The Art of Transition

By L. Dennis Burns, CAPP

One thing we can probably all agree on is that change is a constant. While there is nothing new in this observation, I am currently experiencing a new perspective on it. After nearly four decades in the parking profession, I find myself planning for retirement. This new wrinkle (no pun intended) has me thinking differently about a lot of things, but mostly I am focused on transitions.

Webster defines “transition” as:

1a: Passage from one state, stage, subject, or place to another : change.

b: A movement, development, or evolution from one form, stage, or style to another.

2a: A musical passage leading from one section of a piece to another.

I am fortunate to work for a great company that appreciates and values my contributions. When I approached them with my ideas on a three-year retirement transition plan, they embraced the idea. The plan involves staff recruitment and training, client transitions, and collecting, organizing, and sharing a career’s worth of data and best practices, etc. Just thinking through a transition plan (whether in a personal or professional setting) creates some interesting shifts in perspective.

Rather than planning for the next big thing and developing strategies on how to stay relevant in a dynamic and fast-changing industry (which will always be important), you now imagine developing and implementing these new approaches without you in the picture. While this can be a little unnerving, it can also be quite liberating. Letting go is difficult for some but I have found myself excited by the energy, skills, creativity, and passion of our young professionals.

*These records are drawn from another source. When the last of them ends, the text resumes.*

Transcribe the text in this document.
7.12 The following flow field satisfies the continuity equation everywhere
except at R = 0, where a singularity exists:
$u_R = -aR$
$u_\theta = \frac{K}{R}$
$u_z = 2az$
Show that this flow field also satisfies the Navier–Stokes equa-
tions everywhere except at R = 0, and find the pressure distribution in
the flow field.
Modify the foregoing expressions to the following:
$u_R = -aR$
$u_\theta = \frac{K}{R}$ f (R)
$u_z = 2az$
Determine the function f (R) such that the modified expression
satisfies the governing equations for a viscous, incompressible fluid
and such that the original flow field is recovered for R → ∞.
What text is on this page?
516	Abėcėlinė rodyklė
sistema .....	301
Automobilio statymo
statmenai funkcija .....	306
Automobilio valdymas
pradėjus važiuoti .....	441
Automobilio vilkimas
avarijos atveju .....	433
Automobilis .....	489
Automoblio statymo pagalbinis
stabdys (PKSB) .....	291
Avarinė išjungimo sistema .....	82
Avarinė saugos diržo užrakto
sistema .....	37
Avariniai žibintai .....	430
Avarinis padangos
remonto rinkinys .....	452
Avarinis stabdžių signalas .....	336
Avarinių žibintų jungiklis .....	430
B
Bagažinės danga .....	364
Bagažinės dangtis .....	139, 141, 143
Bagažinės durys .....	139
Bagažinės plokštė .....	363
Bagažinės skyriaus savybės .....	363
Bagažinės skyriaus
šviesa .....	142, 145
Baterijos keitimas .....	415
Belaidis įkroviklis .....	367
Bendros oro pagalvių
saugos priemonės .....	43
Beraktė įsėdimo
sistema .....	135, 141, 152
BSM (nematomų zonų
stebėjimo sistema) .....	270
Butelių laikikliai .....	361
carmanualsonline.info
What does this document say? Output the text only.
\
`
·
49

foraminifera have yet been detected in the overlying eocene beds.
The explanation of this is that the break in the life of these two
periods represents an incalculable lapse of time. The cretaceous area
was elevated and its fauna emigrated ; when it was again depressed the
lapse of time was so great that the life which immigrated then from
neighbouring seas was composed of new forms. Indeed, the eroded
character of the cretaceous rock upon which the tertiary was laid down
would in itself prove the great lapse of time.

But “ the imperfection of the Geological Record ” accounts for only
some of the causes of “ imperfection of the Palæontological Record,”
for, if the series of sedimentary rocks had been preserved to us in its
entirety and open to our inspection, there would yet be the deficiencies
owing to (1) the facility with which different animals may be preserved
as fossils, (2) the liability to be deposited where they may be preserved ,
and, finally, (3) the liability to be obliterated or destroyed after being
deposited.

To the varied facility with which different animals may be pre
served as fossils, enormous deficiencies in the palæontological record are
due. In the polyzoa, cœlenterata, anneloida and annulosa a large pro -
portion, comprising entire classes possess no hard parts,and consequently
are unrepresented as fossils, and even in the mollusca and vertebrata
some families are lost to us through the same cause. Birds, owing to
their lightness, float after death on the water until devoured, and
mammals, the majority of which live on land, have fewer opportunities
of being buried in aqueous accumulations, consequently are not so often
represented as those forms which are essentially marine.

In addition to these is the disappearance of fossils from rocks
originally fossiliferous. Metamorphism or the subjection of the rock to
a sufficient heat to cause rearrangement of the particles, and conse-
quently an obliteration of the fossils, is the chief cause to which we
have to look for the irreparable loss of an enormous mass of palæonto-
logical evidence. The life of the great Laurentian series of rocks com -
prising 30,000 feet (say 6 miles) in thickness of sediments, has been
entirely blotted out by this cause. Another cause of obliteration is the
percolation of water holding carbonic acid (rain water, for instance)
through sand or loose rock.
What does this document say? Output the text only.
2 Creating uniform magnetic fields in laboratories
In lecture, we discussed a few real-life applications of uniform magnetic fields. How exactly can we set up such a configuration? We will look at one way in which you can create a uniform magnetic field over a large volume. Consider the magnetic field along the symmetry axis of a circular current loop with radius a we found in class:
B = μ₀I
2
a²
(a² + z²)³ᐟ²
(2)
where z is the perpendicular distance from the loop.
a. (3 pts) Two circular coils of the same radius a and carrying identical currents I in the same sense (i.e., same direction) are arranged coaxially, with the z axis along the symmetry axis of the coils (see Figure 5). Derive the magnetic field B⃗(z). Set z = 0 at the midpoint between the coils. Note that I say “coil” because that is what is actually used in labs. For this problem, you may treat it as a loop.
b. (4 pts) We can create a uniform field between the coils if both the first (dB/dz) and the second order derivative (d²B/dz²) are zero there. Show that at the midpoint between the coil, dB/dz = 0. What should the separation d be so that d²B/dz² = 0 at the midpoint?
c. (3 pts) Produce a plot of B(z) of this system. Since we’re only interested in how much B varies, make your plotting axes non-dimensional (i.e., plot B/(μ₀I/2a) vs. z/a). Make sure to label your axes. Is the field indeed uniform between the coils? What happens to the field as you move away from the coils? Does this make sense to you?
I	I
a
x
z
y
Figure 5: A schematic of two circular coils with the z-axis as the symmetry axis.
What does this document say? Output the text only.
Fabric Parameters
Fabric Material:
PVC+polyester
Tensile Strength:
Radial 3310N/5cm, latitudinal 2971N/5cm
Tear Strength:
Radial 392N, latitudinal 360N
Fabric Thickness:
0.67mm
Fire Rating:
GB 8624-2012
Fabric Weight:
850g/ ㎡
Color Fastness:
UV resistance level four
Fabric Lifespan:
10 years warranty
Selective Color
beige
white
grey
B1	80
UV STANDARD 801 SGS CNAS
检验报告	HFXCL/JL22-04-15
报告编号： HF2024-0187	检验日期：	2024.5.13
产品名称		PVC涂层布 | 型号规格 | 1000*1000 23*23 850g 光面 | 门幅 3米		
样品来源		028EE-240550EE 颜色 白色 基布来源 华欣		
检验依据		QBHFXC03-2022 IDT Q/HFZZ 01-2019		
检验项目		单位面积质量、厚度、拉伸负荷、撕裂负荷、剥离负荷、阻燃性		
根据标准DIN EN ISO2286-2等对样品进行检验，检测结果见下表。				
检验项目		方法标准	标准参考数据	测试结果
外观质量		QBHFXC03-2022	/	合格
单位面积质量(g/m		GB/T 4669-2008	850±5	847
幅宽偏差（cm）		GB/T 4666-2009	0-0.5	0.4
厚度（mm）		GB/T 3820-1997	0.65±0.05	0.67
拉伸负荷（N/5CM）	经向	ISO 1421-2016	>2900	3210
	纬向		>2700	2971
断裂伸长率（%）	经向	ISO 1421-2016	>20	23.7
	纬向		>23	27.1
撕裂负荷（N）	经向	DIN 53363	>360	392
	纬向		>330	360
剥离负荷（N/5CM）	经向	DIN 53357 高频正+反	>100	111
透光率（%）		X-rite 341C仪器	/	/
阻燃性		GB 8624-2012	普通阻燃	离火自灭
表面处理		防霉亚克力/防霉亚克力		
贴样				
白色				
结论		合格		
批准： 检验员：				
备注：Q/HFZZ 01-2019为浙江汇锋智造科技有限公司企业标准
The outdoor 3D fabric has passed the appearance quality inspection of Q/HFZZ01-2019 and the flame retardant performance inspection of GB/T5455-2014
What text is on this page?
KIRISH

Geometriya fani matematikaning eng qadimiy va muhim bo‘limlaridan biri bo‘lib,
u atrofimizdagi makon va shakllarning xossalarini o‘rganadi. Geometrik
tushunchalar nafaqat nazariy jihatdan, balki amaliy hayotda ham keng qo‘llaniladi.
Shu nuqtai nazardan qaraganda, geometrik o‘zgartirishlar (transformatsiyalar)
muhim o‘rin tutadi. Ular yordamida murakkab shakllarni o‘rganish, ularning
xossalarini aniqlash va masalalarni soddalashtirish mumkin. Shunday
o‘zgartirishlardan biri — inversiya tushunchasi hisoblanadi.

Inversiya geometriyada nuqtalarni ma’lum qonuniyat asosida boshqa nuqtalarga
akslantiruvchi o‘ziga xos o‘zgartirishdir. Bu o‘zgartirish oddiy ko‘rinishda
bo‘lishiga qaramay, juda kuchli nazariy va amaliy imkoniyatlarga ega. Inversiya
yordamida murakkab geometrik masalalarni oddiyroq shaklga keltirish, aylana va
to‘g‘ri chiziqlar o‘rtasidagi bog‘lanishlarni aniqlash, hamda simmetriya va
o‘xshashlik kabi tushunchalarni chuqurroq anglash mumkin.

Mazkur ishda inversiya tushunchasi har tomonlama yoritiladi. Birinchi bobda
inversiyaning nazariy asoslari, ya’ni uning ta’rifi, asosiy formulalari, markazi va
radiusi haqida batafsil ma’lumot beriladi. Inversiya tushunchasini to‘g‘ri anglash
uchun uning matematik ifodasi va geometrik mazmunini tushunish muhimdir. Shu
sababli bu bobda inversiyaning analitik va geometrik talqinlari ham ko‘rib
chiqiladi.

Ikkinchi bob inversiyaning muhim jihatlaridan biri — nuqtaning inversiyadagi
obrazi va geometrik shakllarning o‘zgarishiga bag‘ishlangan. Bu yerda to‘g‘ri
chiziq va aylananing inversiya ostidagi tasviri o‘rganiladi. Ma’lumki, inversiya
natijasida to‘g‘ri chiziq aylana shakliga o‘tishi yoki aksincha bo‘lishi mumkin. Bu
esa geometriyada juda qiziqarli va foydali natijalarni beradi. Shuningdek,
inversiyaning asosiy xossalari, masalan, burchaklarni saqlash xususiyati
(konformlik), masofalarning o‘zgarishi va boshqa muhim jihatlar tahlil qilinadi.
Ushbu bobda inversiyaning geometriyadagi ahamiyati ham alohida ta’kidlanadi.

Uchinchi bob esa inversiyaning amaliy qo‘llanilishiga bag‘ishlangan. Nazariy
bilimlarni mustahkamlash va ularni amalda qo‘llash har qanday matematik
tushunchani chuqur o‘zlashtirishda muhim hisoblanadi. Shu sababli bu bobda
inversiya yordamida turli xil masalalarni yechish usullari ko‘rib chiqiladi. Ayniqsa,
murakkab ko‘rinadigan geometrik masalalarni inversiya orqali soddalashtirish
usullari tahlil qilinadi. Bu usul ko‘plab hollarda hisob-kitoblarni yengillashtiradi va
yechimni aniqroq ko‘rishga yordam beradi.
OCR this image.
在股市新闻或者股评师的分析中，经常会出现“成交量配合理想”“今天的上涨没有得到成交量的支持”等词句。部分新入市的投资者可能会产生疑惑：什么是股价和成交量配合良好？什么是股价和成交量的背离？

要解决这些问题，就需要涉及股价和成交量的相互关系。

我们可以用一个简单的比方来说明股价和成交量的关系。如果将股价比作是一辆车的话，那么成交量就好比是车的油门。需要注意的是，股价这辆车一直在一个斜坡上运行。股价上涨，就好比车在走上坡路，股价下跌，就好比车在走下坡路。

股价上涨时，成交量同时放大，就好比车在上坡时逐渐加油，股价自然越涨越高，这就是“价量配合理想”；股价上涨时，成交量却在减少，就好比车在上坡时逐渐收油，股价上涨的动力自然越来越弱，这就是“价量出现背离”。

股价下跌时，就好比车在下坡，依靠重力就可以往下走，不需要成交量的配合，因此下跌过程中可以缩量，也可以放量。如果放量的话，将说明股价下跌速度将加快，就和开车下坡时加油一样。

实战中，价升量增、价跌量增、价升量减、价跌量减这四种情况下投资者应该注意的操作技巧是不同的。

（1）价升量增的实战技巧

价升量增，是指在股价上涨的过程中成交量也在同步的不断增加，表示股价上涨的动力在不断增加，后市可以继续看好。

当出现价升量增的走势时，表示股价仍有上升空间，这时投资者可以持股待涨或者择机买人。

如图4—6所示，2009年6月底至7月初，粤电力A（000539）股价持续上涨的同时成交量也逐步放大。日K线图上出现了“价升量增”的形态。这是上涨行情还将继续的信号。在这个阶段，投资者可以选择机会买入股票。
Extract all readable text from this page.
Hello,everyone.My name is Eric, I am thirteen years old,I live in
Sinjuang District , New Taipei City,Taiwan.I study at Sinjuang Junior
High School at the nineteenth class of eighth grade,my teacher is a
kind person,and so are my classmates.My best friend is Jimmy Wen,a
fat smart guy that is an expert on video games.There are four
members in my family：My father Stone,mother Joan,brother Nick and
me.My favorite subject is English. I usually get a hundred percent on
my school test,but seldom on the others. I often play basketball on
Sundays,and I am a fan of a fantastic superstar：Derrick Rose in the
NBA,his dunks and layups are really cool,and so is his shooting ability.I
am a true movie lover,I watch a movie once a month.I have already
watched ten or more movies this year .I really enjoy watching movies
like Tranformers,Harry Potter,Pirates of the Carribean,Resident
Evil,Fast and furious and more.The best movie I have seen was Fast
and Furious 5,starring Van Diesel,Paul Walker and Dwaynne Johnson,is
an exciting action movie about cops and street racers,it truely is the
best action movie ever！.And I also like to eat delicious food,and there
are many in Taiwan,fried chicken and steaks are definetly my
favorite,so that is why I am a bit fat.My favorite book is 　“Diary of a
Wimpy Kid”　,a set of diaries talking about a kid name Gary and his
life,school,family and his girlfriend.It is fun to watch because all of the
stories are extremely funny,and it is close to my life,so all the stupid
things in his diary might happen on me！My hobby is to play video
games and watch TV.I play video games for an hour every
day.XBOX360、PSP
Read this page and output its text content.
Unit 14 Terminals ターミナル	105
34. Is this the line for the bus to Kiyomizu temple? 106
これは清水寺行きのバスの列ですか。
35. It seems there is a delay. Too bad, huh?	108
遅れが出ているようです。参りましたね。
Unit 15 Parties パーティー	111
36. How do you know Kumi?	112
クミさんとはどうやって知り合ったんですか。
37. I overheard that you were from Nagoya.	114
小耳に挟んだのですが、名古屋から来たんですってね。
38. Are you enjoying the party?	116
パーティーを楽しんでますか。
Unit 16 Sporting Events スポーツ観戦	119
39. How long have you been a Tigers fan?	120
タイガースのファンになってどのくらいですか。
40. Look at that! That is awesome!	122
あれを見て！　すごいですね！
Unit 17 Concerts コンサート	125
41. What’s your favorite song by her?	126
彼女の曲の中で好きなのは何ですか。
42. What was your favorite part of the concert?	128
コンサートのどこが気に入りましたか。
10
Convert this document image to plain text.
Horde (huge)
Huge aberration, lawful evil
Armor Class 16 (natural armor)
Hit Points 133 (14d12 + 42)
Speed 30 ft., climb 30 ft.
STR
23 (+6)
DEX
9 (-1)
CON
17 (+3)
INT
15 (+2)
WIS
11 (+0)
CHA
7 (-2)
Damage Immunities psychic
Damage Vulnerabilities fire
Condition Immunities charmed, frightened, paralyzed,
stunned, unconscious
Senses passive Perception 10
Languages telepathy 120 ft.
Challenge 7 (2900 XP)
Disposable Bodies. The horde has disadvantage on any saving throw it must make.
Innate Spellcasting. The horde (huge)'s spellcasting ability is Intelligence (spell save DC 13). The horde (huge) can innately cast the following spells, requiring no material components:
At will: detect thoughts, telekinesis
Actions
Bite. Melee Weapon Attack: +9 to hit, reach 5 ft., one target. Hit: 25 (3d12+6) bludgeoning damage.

I rather like the allusion to the musical passage in the Webster definition above. As an analogy, I can almost hear the change in key and cadence and feel a shift in tone and focus in my life these days. I feel honored to have had the opportunities that this industry and my many friends and colleagues have provided over the years.

Even though I am entering a new career phase, this is not a time to only look back. The challenges and opportunities for advancing our profession are more exciting now than ever—so it’s on to the next challenge! (If I could only find my darned glasses!)

L. Dennis Burns, CAPP, is regional vice president, senior practice builder, with Kimley-Horn.

1 thought on “The Art of Transition

  1. Dennis
    I am one of many who have been lucky enough to know you. You are by far, to me, the best adviser in the parking industry. Your desire to share your years of experience is aligned to your personal mission to further the knowledge to us mere mortals in the parking world. You may look like you are retired and having fun, but you will always have parking on the back of your mind. Oh yes, and taking wonderful pictures of you travels to share with us all.